More commonly known as Junkie XL, the Dutch composer turned to religious themes and heavy metal to score Mad Max: Fury Road
Tom Holkenborg, also known as Junkie XL, landed his adrenaline-fuelled job when Warner Bros senior vice-president of music Darren Higman asked what his plans were one night in August 2013. A day later, the Dutch composer was in Sydney with Mad Max: Fury Road writer-director George Miller.
What was scheduled as a brief chat turned into a two-day discussion about a shared passion for mathematics, followed by a presentation of Holkenborg’s previous work. “George initially wanted no music in Mad Max: Fury Road, except the sounds of cars and guitars,” admits Holkenborg. But after Miller showed him a rough cut of the film, the composer proposed an over-the-top rock-opera score “that would dance with the characters, as if the acting was choreographed to the music”.
“I explained the religious themes that would revolve around The Citadel [the post-apocalyptic settlement run by the film’s tyrannical Immortan Joe] and a score that would give the feeling of a world we once knew,” he says. “He [Miller] smiled and gave me a big hug. That was the start of an incredible 20-month run.”

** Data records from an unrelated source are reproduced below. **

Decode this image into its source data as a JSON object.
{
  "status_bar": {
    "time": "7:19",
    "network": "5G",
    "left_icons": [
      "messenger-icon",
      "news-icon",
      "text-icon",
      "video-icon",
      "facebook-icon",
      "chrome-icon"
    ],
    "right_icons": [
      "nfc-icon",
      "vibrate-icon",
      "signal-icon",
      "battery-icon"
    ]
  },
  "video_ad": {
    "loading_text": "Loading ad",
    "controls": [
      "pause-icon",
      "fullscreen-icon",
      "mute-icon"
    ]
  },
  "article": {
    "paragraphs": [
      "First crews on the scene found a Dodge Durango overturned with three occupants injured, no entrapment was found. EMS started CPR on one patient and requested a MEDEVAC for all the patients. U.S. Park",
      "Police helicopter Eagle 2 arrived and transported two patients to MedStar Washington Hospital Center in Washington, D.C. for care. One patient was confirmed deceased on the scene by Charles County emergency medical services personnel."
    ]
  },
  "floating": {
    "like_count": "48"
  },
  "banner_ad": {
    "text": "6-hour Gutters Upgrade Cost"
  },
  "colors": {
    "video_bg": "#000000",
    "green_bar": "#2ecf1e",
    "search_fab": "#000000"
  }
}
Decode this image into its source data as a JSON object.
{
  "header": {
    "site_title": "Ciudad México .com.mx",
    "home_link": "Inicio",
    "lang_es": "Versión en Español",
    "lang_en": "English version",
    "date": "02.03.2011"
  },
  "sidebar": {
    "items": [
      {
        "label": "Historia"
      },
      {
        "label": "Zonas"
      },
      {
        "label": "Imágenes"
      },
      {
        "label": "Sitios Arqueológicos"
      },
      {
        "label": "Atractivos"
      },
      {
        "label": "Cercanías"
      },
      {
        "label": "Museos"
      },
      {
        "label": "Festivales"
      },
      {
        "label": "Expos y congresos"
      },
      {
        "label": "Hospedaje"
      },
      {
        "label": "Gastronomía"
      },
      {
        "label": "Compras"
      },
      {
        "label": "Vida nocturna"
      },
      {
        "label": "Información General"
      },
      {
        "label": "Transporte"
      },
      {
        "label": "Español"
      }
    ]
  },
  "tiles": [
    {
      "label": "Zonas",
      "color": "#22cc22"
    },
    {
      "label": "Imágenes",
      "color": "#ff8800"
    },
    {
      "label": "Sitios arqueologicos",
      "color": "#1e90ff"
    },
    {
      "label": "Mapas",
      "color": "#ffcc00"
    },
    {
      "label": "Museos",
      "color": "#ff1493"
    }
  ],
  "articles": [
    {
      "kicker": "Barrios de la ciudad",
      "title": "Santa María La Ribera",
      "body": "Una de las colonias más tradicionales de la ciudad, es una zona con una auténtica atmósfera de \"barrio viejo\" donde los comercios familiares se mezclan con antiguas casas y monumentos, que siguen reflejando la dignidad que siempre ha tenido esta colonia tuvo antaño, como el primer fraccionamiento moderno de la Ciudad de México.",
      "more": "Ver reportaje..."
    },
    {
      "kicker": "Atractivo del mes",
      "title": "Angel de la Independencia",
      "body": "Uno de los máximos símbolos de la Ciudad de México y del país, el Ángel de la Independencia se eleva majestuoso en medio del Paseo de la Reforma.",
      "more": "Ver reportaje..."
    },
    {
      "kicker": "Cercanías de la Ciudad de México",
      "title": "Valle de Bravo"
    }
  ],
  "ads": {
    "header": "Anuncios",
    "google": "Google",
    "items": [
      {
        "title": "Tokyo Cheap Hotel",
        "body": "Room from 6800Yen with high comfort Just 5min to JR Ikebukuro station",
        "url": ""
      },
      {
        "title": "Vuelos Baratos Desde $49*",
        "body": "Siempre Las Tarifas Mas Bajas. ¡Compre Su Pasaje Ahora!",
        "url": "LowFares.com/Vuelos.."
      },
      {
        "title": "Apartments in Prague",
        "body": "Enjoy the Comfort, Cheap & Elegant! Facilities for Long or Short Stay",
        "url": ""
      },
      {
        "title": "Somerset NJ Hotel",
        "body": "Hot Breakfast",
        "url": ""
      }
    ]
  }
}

On his return to Los Angeles, Holkenborg delved into his work from the 1980s and ’90s, when he produced heavy metal bands, and began configuring ways to repurpose instruments to match objects on screen — for instance, the wild guitar-playing antagonist Doof Warrior and his squadron of drummers.
Holkenborg also referenced Alfred Hitchcock’s favourite composer, Bernard Herrmann. “The scene where Furiosa meets her family in the desert is a perfect sampling of his style of orchestration,” he says.
In the final 12-week stretch, he travelled to Trackdown Studios in Sydney to work alongside music editor Bob Badami, recording a mix of organic instruments and electronic elements. “This score is a result of 30 years of experimentation,” says Holkenborg. “George pushed me to levels I didn’t even know I had.”